Uma narrativa possui ao menos 5 elementos: enredo, narrador, personagens, tempo e espaço. Contar histórias faz parte da cultura humana, nosso cérebro é adaptado para guardar as histórias com muito mais facilidade que números ou informações soltas. As histórias ou narrativas produzem uma ligação emocional com o leitor ou ouvinte, gerando sentido, propósito e identificação.

A tese de investimento utiliza a estrutura da narrativa, entretanto, está focada na argumentação pelo uso da razão. A tese não pretende criar uma identificação com o leitor ou ouvinte, como ocorre na narrativa, ao contrário, busca libertar o receptor de sua identificação, da ilusão dos sentidos.

Elementos básicos de uma tese de investimento

Quais seriam os elementos básicos de uma tese de investimento? É a pergunta a qual venho trabalhando.
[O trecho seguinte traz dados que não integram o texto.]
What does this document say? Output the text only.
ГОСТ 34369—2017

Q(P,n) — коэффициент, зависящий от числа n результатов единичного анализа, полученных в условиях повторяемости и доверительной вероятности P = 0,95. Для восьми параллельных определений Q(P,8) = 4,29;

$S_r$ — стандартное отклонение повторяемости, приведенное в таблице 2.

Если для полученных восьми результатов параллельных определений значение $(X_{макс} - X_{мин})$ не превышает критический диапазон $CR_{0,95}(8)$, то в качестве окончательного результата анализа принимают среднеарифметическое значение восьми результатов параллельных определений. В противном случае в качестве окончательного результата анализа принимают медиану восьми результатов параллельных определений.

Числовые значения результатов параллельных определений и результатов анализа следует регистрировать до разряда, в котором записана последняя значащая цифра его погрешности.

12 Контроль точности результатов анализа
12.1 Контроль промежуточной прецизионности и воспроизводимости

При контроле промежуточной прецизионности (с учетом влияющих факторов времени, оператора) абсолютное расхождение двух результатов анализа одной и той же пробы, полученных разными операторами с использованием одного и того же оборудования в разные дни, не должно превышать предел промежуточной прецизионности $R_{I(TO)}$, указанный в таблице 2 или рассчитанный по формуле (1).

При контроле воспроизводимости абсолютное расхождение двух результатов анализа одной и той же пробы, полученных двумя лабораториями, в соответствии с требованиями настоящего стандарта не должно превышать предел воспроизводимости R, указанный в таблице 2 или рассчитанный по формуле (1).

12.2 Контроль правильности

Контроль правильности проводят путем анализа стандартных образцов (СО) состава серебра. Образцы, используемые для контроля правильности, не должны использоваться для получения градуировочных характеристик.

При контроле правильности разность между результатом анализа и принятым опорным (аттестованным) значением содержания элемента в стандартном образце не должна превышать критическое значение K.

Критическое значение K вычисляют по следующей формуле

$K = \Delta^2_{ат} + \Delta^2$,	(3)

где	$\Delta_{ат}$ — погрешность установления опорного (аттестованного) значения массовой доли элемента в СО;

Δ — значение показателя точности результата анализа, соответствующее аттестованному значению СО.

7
Até onde cheguei, consigo identificar ao menos 7 elementos que permitem criar uma ‘gramática’ ou a estrutura básica de tese, proponho elas abaixo:

  1. Beneficiário: Podemos chamar o beneficiário em geral de investidor, entretanto, a estrutura da tese não precisa beneficiar apenas o investidor, o propósito da tese é também a organização;
  2. Recurso estratégico: Uma empresa ou empreendimento conta com o uso de vários recursos, entretanto, ao menos um recurso deve ser estratégico, ou seja deve ser valioso para a organização, raro de obtenção e exclusivo ou não reprodutível (recomendo para este ponto a leitura do livro Administração Estratégica e Vantagem Competitiva de J.B. Barney e W.S. Hesterly);
  3. Ativo estratégico: O ativo estratégico é o objeto mediador entre o beneficiário e a contraparte, pode ser pensado em analogia como a chave do cofre (ativo), onde está guardado o que tem valor (o recurso). Uma outra forma de pensar a diferença entre o recurso estratégico e o ativo estratégico é que o recurso cria valor, enquanto o ativo captura valor como preço mercado;
  4. Causa Atuante: A causa autante é geralmente uma externalidade à empresa ou negócio que atua como força motriz do macroambiente em uma trajetória path dependence (caminho de dependência), formando uma tendência de longo prazo para a indústria. Sugiro neste ponto a leitura do livro Cenários Prospectivos: como construir um futuro melhor, de R. J. S. Grumbach.
  5. Necessidade: A necessidade é o uso da razão para identificar o processo lógico que liga a causa atuante ao conjunto de recursos e ativos estratégicos. Ao fim a necessidade indica como a causa externa produz valor para os recursos exclusivos e como esse valor é capturado pelo ativo estratégico, fazendo com que o benefício econômico flua ao beneficiário.
  6. Benefício Econômico: Na forma mais simples o benefício econômico se apresentaria como resultado financeiro para a organização, entretanto, pode ser que esse resultado não apareça diretamente como financeiro. Optei por chamá-lo de benefício econômico, para abarcar todos os outros benefícios não financeiros que fluem à organização.
  7. Contraparte: A contraparte é a outra parte que reconhece o valor criado, para os propósitos da tese de investimento a contraparte são os agentes do mercado financeiro que precificam os resultados obtidos com a tese bem sucedida.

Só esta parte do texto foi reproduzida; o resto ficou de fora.